How does PendulumRock incorporate the model selection process in order to provide you forecasted estimates with the greatest accuracy, best fit, least error, and greatest parsimony?
Well, let's walk through a simple example using a single instrument.
Here, we will analyze the summary report section for the forecasted mean monthly sales spanning the time frame from September 2015 to July 2016.

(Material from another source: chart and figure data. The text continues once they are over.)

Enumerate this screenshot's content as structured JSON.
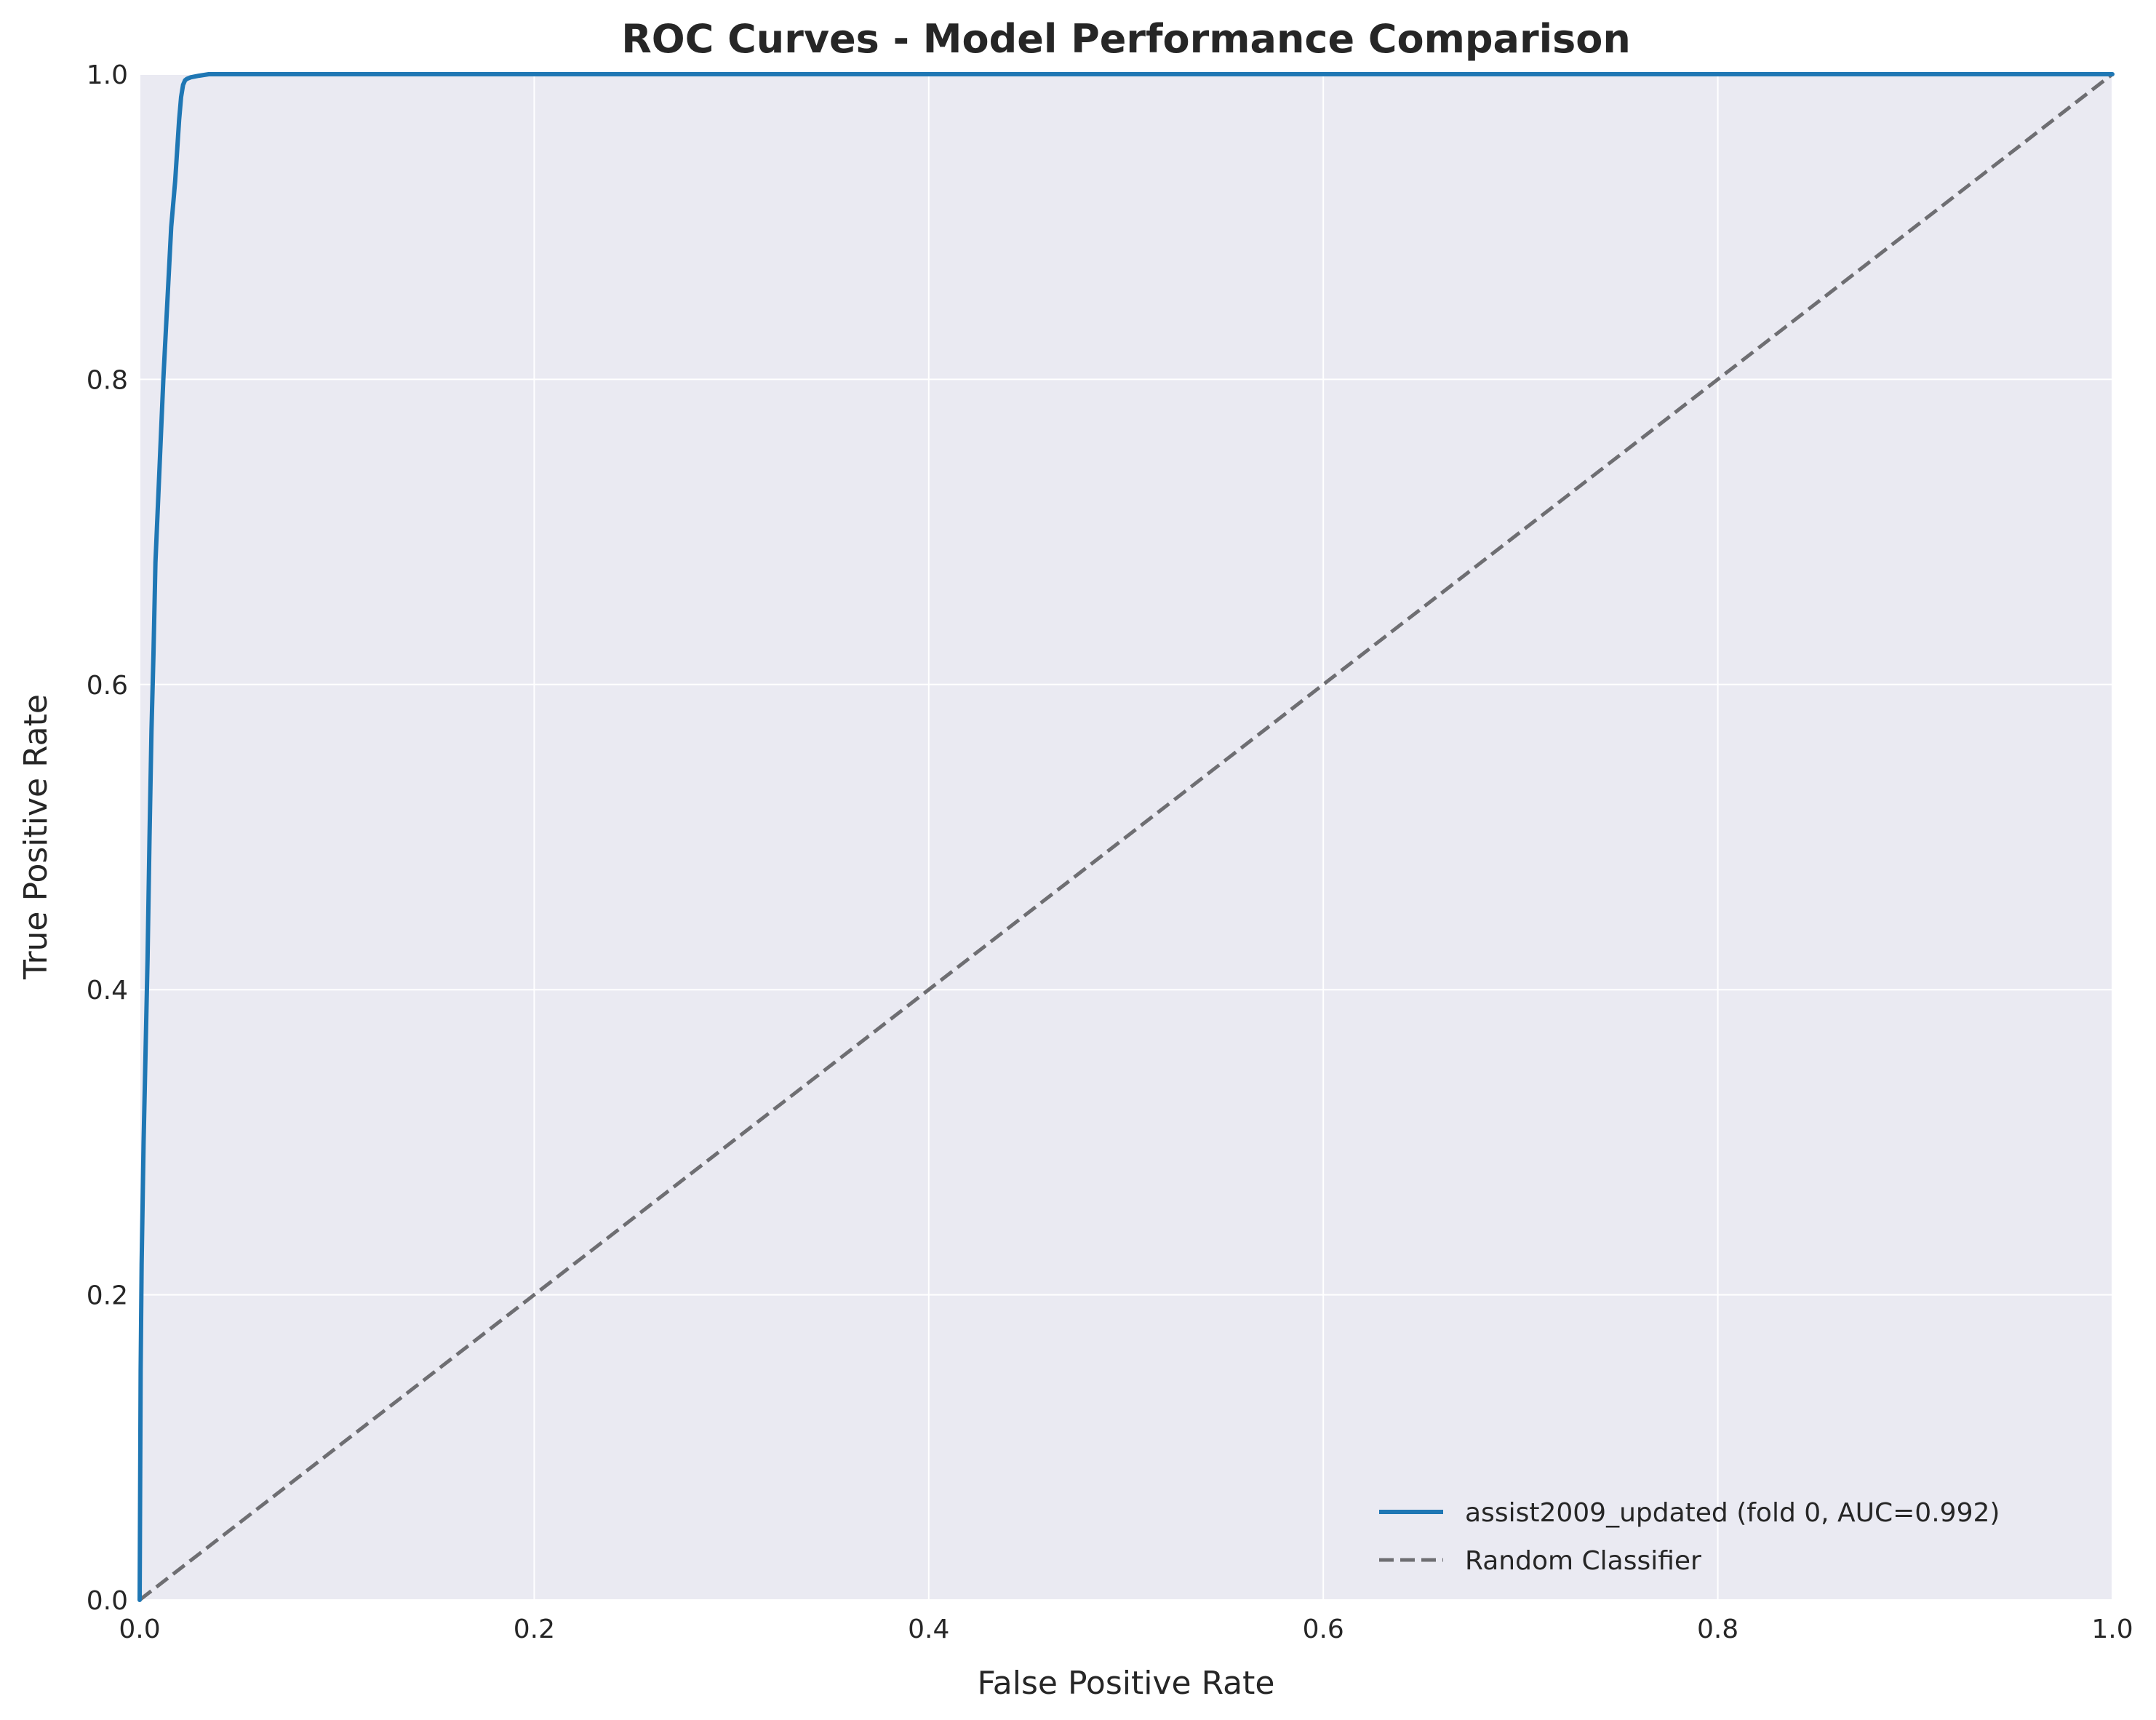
{
  "chart_data": {
    "type": "line",
    "title": "ROC Curves - Model Performance Comparison",
    "xlabel": "False Positive Rate",
    "ylabel": "True Positive Rate",
    "xlim": [
      0.0,
      1.0
    ],
    "ylim": [
      0.0,
      1.0
    ],
    "xticks": [
      0.0,
      0.2,
      0.4,
      0.6,
      0.8,
      1.0
    ],
    "yticks": [
      0.0,
      0.2,
      0.4,
      0.6,
      0.8,
      1.0
    ],
    "xtick_labels": [
      "0.0",
      "0.2",
      "0.4",
      "0.6",
      "0.8",
      "1.0"
    ],
    "ytick_labels": [
      "0.0",
      "0.2",
      "0.4",
      "0.6",
      "0.8",
      "1.0"
    ],
    "grid": true,
    "background_color": "#eaeaf2",
    "grid_color": "#ffffff",
    "legend_position": "lower-right",
    "series": [
      {
        "name": "assist2009_updated (fold 0, AUC=0.992)",
        "color": "#1f77b4",
        "style": "solid",
        "x": [
          0.0,
          0.0005,
          0.001,
          0.002,
          0.003,
          0.004,
          0.005,
          0.006,
          0.007,
          0.008,
          0.01,
          0.012,
          0.014,
          0.016,
          0.018,
          0.019,
          0.02,
          0.021,
          0.022,
          0.023,
          0.024,
          0.026,
          0.03,
          0.035,
          0.04,
          0.05,
          0.1,
          0.2,
          0.4,
          0.6,
          0.8,
          1.0
        ],
        "y": [
          0.0,
          0.15,
          0.22,
          0.3,
          0.36,
          0.42,
          0.5,
          0.57,
          0.62,
          0.68,
          0.74,
          0.8,
          0.85,
          0.9,
          0.93,
          0.95,
          0.97,
          0.985,
          0.993,
          0.996,
          0.997,
          0.998,
          0.999,
          1.0,
          1.0,
          1.0,
          1.0,
          1.0,
          1.0,
          1.0,
          1.0,
          1.0
        ]
      },
      {
        "name": "Random Classifier",
        "color": "#6e6e72",
        "style": "dashed",
        "x": [
          0.0,
          1.0
        ],
        "y": [
          0.0,
          1.0
        ]
      }
    ]
  }
}
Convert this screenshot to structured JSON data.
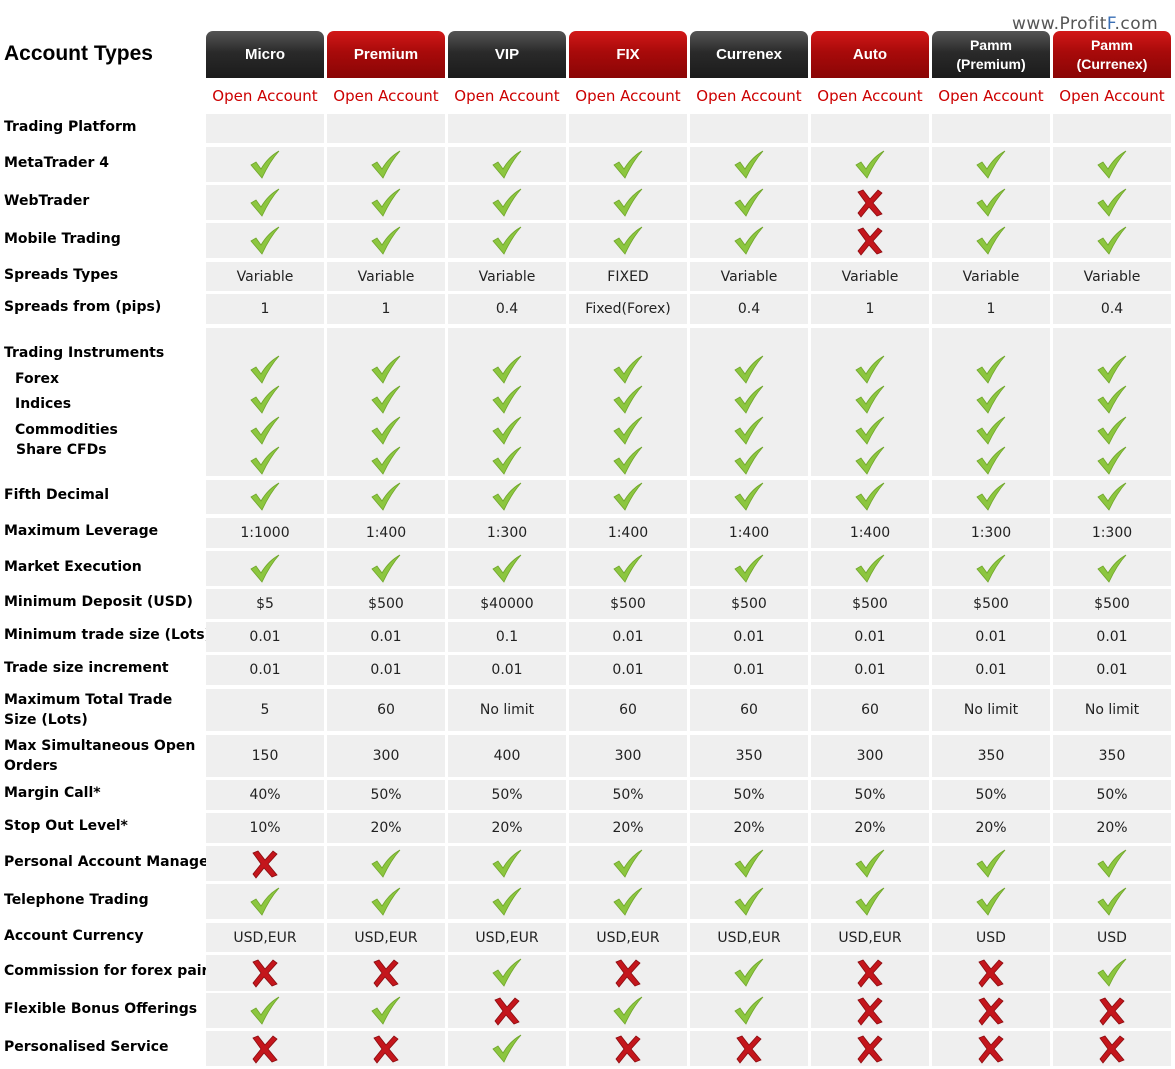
{
  "watermark": {
    "prefix": "www.Profit",
    "highlight": "F",
    "suffix": ".com"
  },
  "title": "Account Types",
  "open_label": "Open Account",
  "columns": [
    {
      "name": "Micro",
      "style": "dark"
    },
    {
      "name": "Premium",
      "style": "red"
    },
    {
      "name": "VIP",
      "style": "dark"
    },
    {
      "name": "FIX",
      "style": "red"
    },
    {
      "name": "Currenex",
      "style": "dark"
    },
    {
      "name": "Auto",
      "style": "red"
    },
    {
      "name": "Pamm\n(Premium)",
      "style": "dark"
    },
    {
      "name": "Pamm\n(Currenex)",
      "style": "red"
    }
  ],
  "rows": [
    {
      "label": "Trading Platform",
      "type": "blank"
    },
    {
      "label": "MetaTrader 4",
      "type": "icons",
      "values": [
        "check",
        "check",
        "check",
        "check",
        "check",
        "check",
        "check",
        "check"
      ]
    },
    {
      "label": "WebTrader",
      "type": "icons",
      "values": [
        "check",
        "check",
        "check",
        "check",
        "check",
        "cross",
        "check",
        "check"
      ]
    },
    {
      "label": "Mobile Trading",
      "type": "icons",
      "values": [
        "check",
        "check",
        "check",
        "check",
        "check",
        "cross",
        "check",
        "check"
      ]
    },
    {
      "label": "Spreads Types",
      "type": "text",
      "values": [
        "Variable",
        "Variable",
        "Variable",
        "FIXED",
        "Variable",
        "Variable",
        "Variable",
        "Variable"
      ]
    },
    {
      "label": "Spreads from (pips)",
      "type": "text",
      "values": [
        "1",
        "1",
        "0.4",
        "Fixed(Forex)",
        "0.4",
        "1",
        "1",
        "0.4"
      ]
    },
    {
      "label": "Trading Instruments",
      "sublabels": [
        "Forex",
        "Indices",
        "Commodities",
        "Share CFDs"
      ],
      "type": "multi",
      "values": [
        "check",
        "check",
        "check",
        "check",
        "check",
        "check",
        "check",
        "check"
      ]
    },
    {
      "label": "Fifth Decimal",
      "type": "icons",
      "values": [
        "check",
        "check",
        "check",
        "check",
        "check",
        "check",
        "check",
        "check"
      ]
    },
    {
      "label": "Maximum Leverage",
      "type": "text",
      "values": [
        "1:1000",
        "1:400",
        "1:300",
        "1:400",
        "1:400",
        "1:400",
        "1:300",
        "1:300"
      ]
    },
    {
      "label": "Market Execution",
      "type": "icons",
      "values": [
        "check",
        "check",
        "check",
        "check",
        "check",
        "check",
        "check",
        "check"
      ]
    },
    {
      "label": "Minimum Deposit (USD)",
      "type": "text",
      "values": [
        "$5",
        "$500",
        "$40000",
        "$500",
        "$500",
        "$500",
        "$500",
        "$500"
      ]
    },
    {
      "label": "Minimum trade size (Lots)",
      "type": "text",
      "values": [
        "0.01",
        "0.01",
        "0.1",
        "0.01",
        "0.01",
        "0.01",
        "0.01",
        "0.01"
      ]
    },
    {
      "label": "Trade size increment",
      "type": "text",
      "values": [
        "0.01",
        "0.01",
        "0.01",
        "0.01",
        "0.01",
        "0.01",
        "0.01",
        "0.01"
      ]
    },
    {
      "label": "Maximum Total Trade Size (Lots)",
      "type": "text",
      "values": [
        "5",
        "60",
        "No limit",
        "60",
        "60",
        "60",
        "No limit",
        "No limit"
      ]
    },
    {
      "label": "Max Simultaneous Open Orders",
      "type": "text",
      "values": [
        "150",
        "300",
        "400",
        "300",
        "350",
        "300",
        "350",
        "350"
      ]
    },
    {
      "label": "Margin Call*",
      "type": "text",
      "values": [
        "40%",
        "50%",
        "50%",
        "50%",
        "50%",
        "50%",
        "50%",
        "50%"
      ]
    },
    {
      "label": "Stop Out Level*",
      "type": "text",
      "values": [
        "10%",
        "20%",
        "20%",
        "20%",
        "20%",
        "20%",
        "20%",
        "20%"
      ]
    },
    {
      "label": "Personal Account Manager",
      "type": "icons",
      "values": [
        "cross",
        "check",
        "check",
        "check",
        "check",
        "check",
        "check",
        "check"
      ]
    },
    {
      "label": "Telephone Trading",
      "type": "icons",
      "values": [
        "check",
        "check",
        "check",
        "check",
        "check",
        "check",
        "check",
        "check"
      ]
    },
    {
      "label": "Account Currency",
      "type": "text",
      "values": [
        "USD,EUR",
        "USD,EUR",
        "USD,EUR",
        "USD,EUR",
        "USD,EUR",
        "USD,EUR",
        "USD",
        "USD"
      ]
    },
    {
      "label": "Commission for forex pairs",
      "type": "icons",
      "values": [
        "cross",
        "cross",
        "check",
        "cross",
        "check",
        "cross",
        "cross",
        "check"
      ]
    },
    {
      "label": "Flexible Bonus Offerings",
      "type": "icons",
      "values": [
        "check",
        "check",
        "cross",
        "check",
        "check",
        "cross",
        "cross",
        "cross"
      ]
    },
    {
      "label": "Personalised Service",
      "type": "icons",
      "values": [
        "cross",
        "cross",
        "check",
        "cross",
        "cross",
        "cross",
        "cross",
        "cross"
      ]
    }
  ],
  "colors": {
    "check": "#8cc63f",
    "cross": "#c4161c",
    "open_link": "#cc0000",
    "cell_bg": "#efefef"
  }
}
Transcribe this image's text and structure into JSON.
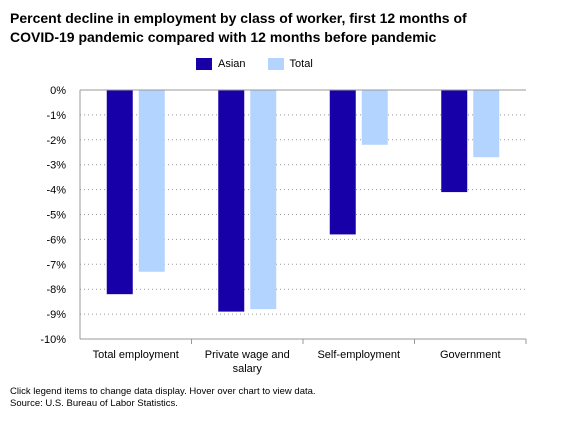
{
  "title_line1": "Percent decline in employment by class of worker, first 12 months of",
  "title_line2": "COVID-19 pandemic compared with 12 months before pandemic",
  "footer": {
    "note": "Click legend items to change data display. Hover over chart to view data.",
    "source": "Source: U.S. Bureau of Labor Statistics."
  },
  "colors": {
    "asian": "#1800a8",
    "total": "#b3d4ff",
    "grid": "#999999",
    "axis": "#999999"
  },
  "chart_data": {
    "type": "bar",
    "title": "Percent decline in employment by class of worker, first 12 months of COVID-19 pandemic compared with 12 months before pandemic",
    "categories": [
      [
        "Total employment"
      ],
      [
        "Private wage and",
        "salary"
      ],
      [
        "Self-employment"
      ],
      [
        "Government"
      ]
    ],
    "series": [
      {
        "name": "Asian",
        "values": [
          -8.2,
          -8.9,
          -5.8,
          -4.1
        ]
      },
      {
        "name": "Total",
        "values": [
          -7.3,
          -8.8,
          -2.2,
          -2.7
        ]
      }
    ],
    "ylim": [
      -10,
      0
    ],
    "yticks": [
      "0%",
      "-1%",
      "-2%",
      "-3%",
      "-4%",
      "-5%",
      "-6%",
      "-7%",
      "-8%",
      "-9%",
      "-10%"
    ],
    "grid": true,
    "legend": "top"
  }
}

The analyst sees from the start that a Holt-Winter Multiplicative Method (HW Multip ES) has been chosen as the model for producing the forecasted estimates. This method exhibits multiplicative seasonality, hence, we are presented with 3 smoothing parameters: alpha, beta, and gamma for the level, trend, and seasonal factors, respectively. Supplementing the model parameters are the model fit statistics: standard error, AIC (Aikaike's Information Criterion), AICc (Corrected Aikaike's Information Criterion), & BIC (Bayesian Information Criterion).
Next, we see the accuracy measures for the model chosen here, HW Multip ES. These include ME, RMSE, MAE, MPE, MAPE, MASE, & ACF1. Our selection process places greatest importance on MAPE, with smaller values indicating more accurate models. Smaller values for the other measures also indicate greater accuracy. Along with these measure is a table of the final point estimates for mean monthly sales forecasted over a horizon of 10 months spanning September 2015 to June 2016. Notice that each estimate is supplemented with 80% & 90% confidence intervals, thus allowing for the values and bands in the first figure.
Now, let's compare these same accuracy measures across all possible models. It is quite apparent from the figure below that the HW Multip ES method has the lowest MAPE, thus it is ranked as the top model in the Validation Sample Accuracy Statistics table. Also notice that this method has the lowest values for ME, RMSE, MAE, and MPE, which further exemplifies this model has the greatest accuracy.
From the summary report, we are also able to assess model assumptions by checking the diagnostic plots. In the Holdout sample scatterplot of Actual vs. Predicted below and left, we see that the predicted values roughly follow the actual values, which bodes well for the normal assumption of our selected model. Notice, also, that the model residuals in the figure to the right exhibit homogeneity & uniform variation. Additionally, the figures of ACF & PACF vs. Lag do not appear to have any large spikes deviating outside the confidence bounds. This signals to us that all of the variation in monthly closing price has been accounted for by parameters in the model.
From the plot of Standardized Residuals vs. Normal Scores below and to the right, the residuals tend to follow the linear normality curve, with slight deviation at the extremes. However, the points comply enough to satisfy the normality assumption. The deviations are not extreme enough to violate this assumption.